China nog steeds op de rand van deflatie
Recente stimuleringsmaatregelen sijpelen blijkbaar maar traag door
In veel landen is de kernvraag voor het monetair beleid of en hoe snel de inflatie terugkeert naar de doelstelling. In China liggen de kaarten tot nader bericht anders. Onzekerheid over onder meer de vastgoedmarkt en de arbeidsmarkt wegen al een hele tijd op het binnenlands sentiment en de vraag. Aan de aanbodzijde van de vergelijking kampen heel wat sectoren met overcapaciteit. Dat zorgt voor neerwaartse prijsdruk en een roep voor bijkomende (fiscale en monetaire) stimulus om de activiteit te ondersteunen en te voorkomen dat het disinflatieproces zich verder uitdiept. In dit verband brachten de inflatiecijfers vanmorgen misschien toch enig voorzichtig positief nieuws.

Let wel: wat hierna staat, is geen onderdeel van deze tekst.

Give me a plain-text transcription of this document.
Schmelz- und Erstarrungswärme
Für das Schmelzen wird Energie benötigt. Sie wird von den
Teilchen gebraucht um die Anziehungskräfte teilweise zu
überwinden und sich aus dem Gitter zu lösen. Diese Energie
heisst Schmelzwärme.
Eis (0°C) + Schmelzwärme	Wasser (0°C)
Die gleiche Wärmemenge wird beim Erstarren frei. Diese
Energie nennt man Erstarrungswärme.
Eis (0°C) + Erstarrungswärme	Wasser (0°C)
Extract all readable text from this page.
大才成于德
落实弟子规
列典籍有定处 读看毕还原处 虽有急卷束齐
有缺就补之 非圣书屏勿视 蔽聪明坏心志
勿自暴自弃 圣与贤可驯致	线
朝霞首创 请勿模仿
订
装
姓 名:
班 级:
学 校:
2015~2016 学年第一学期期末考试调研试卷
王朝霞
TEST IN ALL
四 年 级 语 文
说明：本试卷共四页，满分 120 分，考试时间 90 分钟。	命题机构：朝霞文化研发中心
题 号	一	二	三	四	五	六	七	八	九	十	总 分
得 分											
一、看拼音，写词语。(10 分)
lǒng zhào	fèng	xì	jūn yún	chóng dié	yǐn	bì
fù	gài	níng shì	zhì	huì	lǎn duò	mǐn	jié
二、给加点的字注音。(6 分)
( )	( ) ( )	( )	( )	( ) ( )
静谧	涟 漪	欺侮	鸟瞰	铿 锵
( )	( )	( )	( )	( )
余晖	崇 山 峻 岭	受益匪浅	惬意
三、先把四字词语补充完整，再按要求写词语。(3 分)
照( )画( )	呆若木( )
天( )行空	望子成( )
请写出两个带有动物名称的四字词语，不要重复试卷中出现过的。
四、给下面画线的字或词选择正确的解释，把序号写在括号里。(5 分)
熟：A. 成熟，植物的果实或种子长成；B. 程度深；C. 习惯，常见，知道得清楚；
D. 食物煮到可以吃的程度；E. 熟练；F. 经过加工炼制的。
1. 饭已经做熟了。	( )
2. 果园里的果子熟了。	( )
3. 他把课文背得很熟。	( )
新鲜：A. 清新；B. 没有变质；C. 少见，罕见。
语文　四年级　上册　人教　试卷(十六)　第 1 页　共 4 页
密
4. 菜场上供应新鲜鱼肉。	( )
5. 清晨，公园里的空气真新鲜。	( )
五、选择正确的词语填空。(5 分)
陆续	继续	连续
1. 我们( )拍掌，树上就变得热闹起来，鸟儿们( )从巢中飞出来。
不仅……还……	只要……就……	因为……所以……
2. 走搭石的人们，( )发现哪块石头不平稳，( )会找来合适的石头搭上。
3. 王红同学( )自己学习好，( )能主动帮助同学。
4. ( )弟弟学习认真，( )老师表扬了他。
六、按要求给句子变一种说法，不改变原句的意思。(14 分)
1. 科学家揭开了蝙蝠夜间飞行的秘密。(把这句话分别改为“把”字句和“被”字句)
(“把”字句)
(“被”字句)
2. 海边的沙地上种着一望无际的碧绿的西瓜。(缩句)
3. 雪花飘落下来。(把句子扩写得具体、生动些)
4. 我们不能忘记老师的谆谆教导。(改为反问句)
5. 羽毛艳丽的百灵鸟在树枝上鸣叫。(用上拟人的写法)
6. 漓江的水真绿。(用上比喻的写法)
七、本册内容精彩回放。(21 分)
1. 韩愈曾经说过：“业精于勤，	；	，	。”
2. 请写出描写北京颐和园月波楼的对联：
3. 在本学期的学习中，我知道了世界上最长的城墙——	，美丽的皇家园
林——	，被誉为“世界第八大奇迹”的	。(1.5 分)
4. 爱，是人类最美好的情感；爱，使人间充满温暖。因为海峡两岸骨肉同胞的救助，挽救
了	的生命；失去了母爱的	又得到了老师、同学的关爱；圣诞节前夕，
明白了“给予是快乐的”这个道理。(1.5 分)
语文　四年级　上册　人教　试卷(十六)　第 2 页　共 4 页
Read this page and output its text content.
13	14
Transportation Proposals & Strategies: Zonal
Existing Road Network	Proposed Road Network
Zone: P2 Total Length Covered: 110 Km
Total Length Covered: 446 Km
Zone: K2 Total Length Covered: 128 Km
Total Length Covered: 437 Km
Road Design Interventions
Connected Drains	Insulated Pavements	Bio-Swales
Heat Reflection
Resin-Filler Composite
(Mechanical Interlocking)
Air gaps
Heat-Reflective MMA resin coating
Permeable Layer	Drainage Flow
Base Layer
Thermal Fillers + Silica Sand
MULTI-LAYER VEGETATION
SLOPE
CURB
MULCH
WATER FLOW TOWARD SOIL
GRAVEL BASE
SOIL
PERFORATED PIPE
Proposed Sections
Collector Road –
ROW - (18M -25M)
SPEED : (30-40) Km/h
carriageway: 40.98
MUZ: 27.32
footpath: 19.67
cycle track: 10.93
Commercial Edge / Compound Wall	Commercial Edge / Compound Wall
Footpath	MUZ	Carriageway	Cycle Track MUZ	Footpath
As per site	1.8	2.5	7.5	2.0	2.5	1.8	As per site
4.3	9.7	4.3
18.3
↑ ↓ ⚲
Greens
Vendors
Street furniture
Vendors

De algemene CPI inflatie daalde in november nog wel met -0.6% M/M en 0.2% j/j. In oktober schreven we nog -0.3% M/M en 0.3% J/J. Goed nieuws is wel dat daling vooral op conto kwam van een forse daling in de voedselprijzen (-2.7% M/M, waardoor het J/J cijfer afkoelde van 2.9% tot 1.0%) omwille van gunstigere weersomstandigheden. De kerninflatie (zonder voedsel en energieprijzen) trok lichtjes aan van 0.2% J/J tot 0.3% J/J. Ook de producentenprijzen, hoewel nog steeds in deflatoir gebied, werden iets minder negatief (-2.5% j/j van -2.9% in oktober en een marktverwachting van -2.8%). Het blijft voorlopig allemaal nog zeer fragiel, maar in oktober waren er ook al voorzichtige tekenen dat de consumptie het iets beter deed, al was dat mogelijk ook deels het gevolg van gesubsidieerde prijsverlagingen voor sommige producten.
Later deze week zijn er een reeks vergaderingen op het hoogste politieke niveau, waaronder het ‘Central Economic Work Conference’. Indien daar zoals verwacht beslist wordt een groeidoelstelling van om en bij de 5.0% aan te houden, impliceert dat ook dat de economie verdere fiscale en monetaire steun nodig heeft, zeker omdat mogelijke tarieven door de Trump-administratie kunnen wegen op de export die recent de groei ondersteunde. In dit verband moet/zal de aandacht dan waarschijnlijk ook minstens deels gaan naar het verder stimuleren van de binnenlandse vraag.
De yuan (USD/CNY 7.278) zette vorige week een jaardieptepunt juist beneden USD/CNY 7.30 en ook het meerjarig dieptepunt van september vorig jaar (USD/CNY 7.35) is niet zo ver meer af. Zoals vele andere muntcombinaties wordt de koers van USD/CNY nog steeds in belangrijke mate bepaald door de algemene USD-beweging. In de huidige context van lage inflatie en een stimulerend beleid, kan de Chinese overheid waarschijnlijk best leven met een relatief zwakke munt, in de mate dat die de financiële stabiliteit/vertrouwen niet aantast. Ook eventuele invoertarieven in de VS wijzen eerder in de richting van een zwakkere Chinese munt.